The Administrative Appeals Tribunal (AAT) remitted a matter for reconsideration to the Department of Immigration (the Department) with the direction that the applicant satisfies relevant sections of the Migration Act 1958 (the Act).

The applicant is a Chaldean Christian citizen of Iraq, and was residing in Lebanon, when he was originally sponsored for a prospective spouse visa. His sponsor later withdrew sponsorship. The applicant subsequently applied for a protection visa, which was refused by the Department.

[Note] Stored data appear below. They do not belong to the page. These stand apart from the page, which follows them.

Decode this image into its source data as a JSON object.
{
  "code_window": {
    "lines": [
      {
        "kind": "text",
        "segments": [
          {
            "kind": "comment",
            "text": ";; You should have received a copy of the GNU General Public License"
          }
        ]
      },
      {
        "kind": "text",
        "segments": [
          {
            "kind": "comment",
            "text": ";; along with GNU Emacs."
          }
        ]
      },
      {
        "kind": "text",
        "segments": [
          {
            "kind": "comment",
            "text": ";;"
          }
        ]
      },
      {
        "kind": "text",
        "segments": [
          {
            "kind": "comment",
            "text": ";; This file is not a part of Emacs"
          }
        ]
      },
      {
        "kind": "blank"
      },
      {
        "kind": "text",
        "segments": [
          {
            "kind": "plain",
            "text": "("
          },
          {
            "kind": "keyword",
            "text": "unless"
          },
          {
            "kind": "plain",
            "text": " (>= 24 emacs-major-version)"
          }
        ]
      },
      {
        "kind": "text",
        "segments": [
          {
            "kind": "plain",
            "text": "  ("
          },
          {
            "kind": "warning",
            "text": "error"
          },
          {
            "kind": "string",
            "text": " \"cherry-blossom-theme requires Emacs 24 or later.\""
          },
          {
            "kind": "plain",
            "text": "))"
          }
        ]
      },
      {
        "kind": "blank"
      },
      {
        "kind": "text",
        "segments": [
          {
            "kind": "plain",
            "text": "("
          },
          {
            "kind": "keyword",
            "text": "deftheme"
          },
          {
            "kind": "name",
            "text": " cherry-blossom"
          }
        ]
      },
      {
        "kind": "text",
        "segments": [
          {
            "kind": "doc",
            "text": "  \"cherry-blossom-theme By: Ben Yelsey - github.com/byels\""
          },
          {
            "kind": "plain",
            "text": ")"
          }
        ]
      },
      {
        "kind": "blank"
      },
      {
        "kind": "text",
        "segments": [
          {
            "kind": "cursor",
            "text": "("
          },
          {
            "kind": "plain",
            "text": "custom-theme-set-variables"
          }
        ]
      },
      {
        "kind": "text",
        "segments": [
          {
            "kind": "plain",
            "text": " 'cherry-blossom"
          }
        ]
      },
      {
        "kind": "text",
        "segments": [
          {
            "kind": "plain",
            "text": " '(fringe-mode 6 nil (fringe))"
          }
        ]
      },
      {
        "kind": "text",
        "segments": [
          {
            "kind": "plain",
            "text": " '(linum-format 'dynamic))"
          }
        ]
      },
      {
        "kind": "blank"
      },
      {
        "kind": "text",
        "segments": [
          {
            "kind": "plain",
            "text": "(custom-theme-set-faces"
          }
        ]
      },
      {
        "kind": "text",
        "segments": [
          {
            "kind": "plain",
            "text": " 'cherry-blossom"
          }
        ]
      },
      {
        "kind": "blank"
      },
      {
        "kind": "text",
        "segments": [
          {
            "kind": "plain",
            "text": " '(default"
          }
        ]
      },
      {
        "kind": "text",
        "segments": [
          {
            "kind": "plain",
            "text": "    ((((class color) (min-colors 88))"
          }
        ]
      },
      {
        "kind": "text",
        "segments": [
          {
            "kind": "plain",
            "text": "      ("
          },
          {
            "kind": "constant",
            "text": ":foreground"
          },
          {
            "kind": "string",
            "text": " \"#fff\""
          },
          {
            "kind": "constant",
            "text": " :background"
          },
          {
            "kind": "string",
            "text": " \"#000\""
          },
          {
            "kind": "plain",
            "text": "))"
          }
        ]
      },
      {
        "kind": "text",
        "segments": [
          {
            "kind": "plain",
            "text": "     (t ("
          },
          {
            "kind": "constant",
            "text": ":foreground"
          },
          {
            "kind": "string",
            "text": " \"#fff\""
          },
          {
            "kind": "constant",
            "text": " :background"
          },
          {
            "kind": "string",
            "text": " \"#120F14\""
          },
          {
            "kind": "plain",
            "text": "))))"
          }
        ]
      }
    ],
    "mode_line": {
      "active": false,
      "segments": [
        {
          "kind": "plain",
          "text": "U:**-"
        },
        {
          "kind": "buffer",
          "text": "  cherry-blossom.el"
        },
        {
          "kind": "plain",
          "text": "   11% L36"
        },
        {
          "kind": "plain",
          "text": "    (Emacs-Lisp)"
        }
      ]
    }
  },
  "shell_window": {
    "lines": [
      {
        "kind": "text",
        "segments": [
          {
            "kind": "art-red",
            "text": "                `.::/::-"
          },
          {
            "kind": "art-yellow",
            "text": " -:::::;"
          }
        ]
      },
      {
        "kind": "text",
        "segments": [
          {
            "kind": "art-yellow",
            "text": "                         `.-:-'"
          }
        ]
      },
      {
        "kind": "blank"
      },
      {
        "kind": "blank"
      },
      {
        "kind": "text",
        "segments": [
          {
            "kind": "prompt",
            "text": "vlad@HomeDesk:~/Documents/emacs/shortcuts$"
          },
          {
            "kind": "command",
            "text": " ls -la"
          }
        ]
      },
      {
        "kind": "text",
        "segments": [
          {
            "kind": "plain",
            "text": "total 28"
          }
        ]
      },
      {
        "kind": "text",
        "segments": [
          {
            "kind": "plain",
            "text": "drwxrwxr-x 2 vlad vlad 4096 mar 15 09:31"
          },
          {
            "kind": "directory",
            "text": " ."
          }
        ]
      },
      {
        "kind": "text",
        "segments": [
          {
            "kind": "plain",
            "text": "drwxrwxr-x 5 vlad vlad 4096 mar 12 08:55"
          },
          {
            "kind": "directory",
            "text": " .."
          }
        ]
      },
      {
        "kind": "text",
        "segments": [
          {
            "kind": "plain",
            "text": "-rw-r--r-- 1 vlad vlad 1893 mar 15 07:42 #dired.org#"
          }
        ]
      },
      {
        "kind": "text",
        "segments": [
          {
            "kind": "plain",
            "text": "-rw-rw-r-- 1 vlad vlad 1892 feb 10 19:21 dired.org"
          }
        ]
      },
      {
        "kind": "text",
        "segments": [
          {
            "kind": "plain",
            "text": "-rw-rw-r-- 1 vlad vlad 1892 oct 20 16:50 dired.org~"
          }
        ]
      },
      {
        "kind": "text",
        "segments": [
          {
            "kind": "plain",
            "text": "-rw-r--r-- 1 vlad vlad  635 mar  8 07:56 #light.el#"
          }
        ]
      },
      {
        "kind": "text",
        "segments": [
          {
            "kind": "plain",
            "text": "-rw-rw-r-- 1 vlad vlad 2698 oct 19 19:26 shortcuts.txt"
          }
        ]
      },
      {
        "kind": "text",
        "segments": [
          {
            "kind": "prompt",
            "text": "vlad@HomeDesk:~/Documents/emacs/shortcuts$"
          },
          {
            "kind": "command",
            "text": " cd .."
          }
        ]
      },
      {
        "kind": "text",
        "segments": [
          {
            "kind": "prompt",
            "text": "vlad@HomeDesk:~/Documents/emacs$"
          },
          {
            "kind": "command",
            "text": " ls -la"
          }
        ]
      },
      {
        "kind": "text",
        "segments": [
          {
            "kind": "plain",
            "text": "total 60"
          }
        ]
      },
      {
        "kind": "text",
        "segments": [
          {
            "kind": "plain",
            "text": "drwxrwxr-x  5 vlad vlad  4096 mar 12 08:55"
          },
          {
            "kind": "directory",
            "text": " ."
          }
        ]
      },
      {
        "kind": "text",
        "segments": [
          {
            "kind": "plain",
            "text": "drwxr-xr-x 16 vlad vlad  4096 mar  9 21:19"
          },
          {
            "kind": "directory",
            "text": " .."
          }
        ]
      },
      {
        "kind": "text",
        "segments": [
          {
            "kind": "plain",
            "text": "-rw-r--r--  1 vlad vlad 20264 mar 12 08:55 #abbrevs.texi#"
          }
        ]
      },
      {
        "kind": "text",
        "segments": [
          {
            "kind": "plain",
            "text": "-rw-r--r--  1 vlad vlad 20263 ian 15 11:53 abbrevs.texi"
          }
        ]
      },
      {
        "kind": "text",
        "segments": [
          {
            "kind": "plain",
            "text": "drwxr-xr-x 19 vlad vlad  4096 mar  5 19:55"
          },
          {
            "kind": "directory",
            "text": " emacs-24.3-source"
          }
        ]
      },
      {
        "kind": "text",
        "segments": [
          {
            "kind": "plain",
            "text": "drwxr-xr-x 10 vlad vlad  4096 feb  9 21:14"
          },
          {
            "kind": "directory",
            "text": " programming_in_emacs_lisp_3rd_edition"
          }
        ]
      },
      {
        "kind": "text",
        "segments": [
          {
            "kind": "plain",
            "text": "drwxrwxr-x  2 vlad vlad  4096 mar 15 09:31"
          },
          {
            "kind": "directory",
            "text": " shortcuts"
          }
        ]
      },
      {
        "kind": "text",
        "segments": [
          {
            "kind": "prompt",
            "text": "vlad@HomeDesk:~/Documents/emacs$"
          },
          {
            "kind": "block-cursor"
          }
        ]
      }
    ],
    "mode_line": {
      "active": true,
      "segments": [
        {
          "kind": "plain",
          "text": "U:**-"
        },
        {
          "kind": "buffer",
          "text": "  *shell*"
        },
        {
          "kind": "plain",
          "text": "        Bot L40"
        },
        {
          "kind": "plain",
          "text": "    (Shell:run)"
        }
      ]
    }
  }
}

At his AAT hearing, the applicant claimed that there is ongoing discrimination, harassment by militia members, kidnappings, and attacks on Chaldean Christians in Iraq. He asserted that he cannot avail himself of protection there due to pervasive discrimination against Christians in the country, and the continuing presence of ISIS and Al Qaeda who are not yet eradicated by state and allied forces.

The Tribunal considered independent country information and various media reports that confirmed that the discrimination is written directly into the constitution in Iraq and that ISIS’s campaign of destruction of minority cultural and religious heritage also affected Chaldean people, sites and properties. A recent state visit to Iraq by Catholic Pope Francis was discussed which the applicant described as more of an act of hope against a grim reality than of any recognition of improvement in the lives of Iraq’s Christians.

The AAT found that the applicant’s testimony is generally supported by independent media and human rights observers and agreed that the applicant faces a real chance of being persecuted in Iraq for reasons of religion. The Tribunal was satisfied that the applicant is a person in respect of whom Australia has protection obligations.